Yesterday’s nursery jaunt included Roger’s Garden in Newport Beach, where I found the New Zealander of the title, Cassinia fulvida, and Village Nursery in Huntington Beach. Driving empty freeways sounds like a great time, but it eerily underscores how aberrant this moment is in the life of a formerly bustling metropolis.
Roger’s seems to have methodically removed most of their heroic succulent display plantings filled with statement agaves and aloes in favor of blowsier, bloomier plantings with admonitions on signage to plant pollinator gardens. I get the outreach effort for pollinators but still miss the agaves…why can’t we have both sculptural and pollinator-friendly plantings? I suppose it’s difficult for staff to change up the plantings working around spiky plants, not to mention the water needs being asymmetrical as far as keeping the blooming stuff going…

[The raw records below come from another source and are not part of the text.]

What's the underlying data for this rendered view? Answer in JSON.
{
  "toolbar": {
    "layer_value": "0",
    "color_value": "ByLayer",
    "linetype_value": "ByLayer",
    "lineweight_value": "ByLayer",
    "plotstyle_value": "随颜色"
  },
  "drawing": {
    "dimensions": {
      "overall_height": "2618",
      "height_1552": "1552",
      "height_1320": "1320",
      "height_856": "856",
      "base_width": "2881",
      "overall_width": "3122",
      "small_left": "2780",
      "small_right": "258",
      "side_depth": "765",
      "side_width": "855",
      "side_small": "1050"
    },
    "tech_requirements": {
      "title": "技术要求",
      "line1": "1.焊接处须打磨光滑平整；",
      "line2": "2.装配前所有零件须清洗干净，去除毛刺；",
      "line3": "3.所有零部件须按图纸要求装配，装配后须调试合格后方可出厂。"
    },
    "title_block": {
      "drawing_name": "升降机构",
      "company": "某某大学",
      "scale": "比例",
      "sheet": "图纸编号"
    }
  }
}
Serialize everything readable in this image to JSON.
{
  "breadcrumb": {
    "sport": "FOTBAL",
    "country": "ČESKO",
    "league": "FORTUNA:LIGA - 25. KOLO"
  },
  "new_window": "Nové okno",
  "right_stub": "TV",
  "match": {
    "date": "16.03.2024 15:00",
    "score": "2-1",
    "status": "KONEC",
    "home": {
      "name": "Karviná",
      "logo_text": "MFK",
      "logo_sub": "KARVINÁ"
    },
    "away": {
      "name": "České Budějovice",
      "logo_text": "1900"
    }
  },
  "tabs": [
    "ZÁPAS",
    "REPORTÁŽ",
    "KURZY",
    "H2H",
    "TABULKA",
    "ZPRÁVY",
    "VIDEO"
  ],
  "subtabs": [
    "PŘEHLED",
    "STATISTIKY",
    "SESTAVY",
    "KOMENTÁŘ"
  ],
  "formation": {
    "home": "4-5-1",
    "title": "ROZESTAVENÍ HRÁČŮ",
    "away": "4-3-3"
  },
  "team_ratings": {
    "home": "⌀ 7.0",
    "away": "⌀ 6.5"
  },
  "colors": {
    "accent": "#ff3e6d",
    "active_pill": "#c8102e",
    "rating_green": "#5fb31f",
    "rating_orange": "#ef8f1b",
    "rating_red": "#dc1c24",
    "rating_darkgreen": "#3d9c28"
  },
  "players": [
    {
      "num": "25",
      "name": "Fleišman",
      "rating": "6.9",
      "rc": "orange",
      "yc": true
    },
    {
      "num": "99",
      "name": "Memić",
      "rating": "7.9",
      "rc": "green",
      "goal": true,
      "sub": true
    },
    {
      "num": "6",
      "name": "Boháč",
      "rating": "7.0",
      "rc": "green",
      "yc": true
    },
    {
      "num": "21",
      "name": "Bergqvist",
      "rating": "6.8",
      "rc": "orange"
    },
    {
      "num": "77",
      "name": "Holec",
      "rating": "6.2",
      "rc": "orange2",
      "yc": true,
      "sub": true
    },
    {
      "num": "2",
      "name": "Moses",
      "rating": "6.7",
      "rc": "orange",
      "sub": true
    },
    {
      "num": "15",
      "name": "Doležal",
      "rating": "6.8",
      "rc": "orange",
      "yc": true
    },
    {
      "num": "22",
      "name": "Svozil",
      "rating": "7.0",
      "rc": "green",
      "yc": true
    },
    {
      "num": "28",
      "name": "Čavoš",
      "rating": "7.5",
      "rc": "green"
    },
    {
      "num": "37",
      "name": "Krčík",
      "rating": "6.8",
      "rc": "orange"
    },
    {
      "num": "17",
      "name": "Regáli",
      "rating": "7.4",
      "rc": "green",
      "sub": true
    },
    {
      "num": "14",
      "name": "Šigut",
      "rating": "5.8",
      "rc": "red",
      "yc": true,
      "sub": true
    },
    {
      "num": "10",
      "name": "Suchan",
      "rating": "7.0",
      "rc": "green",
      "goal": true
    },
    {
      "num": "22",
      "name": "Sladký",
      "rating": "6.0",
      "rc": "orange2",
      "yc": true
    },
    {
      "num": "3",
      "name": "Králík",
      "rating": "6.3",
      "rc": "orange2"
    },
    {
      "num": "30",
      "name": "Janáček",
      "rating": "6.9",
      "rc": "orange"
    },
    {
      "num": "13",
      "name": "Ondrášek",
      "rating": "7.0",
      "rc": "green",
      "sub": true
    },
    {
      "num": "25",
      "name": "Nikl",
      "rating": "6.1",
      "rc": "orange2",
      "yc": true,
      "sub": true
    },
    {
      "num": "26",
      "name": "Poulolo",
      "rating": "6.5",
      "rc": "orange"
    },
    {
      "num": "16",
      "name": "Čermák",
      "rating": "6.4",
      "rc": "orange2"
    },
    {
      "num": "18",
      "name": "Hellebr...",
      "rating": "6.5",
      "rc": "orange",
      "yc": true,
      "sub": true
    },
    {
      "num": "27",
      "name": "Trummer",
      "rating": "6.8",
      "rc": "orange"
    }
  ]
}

At Village Nursery I found some fun things to add to the shady stock tank in front of the lemon cypresses. I’ve been using this end of the stock tank to throw in bromeliad pups, so removed a bunch and planted Astilbe ‘White Gloria’ and a Blue Bear’s Paw fern Polypodium (Phlebodium) aureum. As I mentioned last week, a container here with Hoja Santa (Piper auritum) and the False Aralia was moved out, with the Hoja Santa planted under the Chinese Fringe Tree and the False Aralia planted in the ground just about where it lived in the container, so its light exposure conditions didn’t change.
I’m sure there’s other New Zealanders I’ve left out. But meanwhile, elsewhere in the garden…
The dwarf breadseed poppies (Papaver setigerum) are just about over, but there’s still lots to keep this guy busy. Hope you’re having a good week! Take care.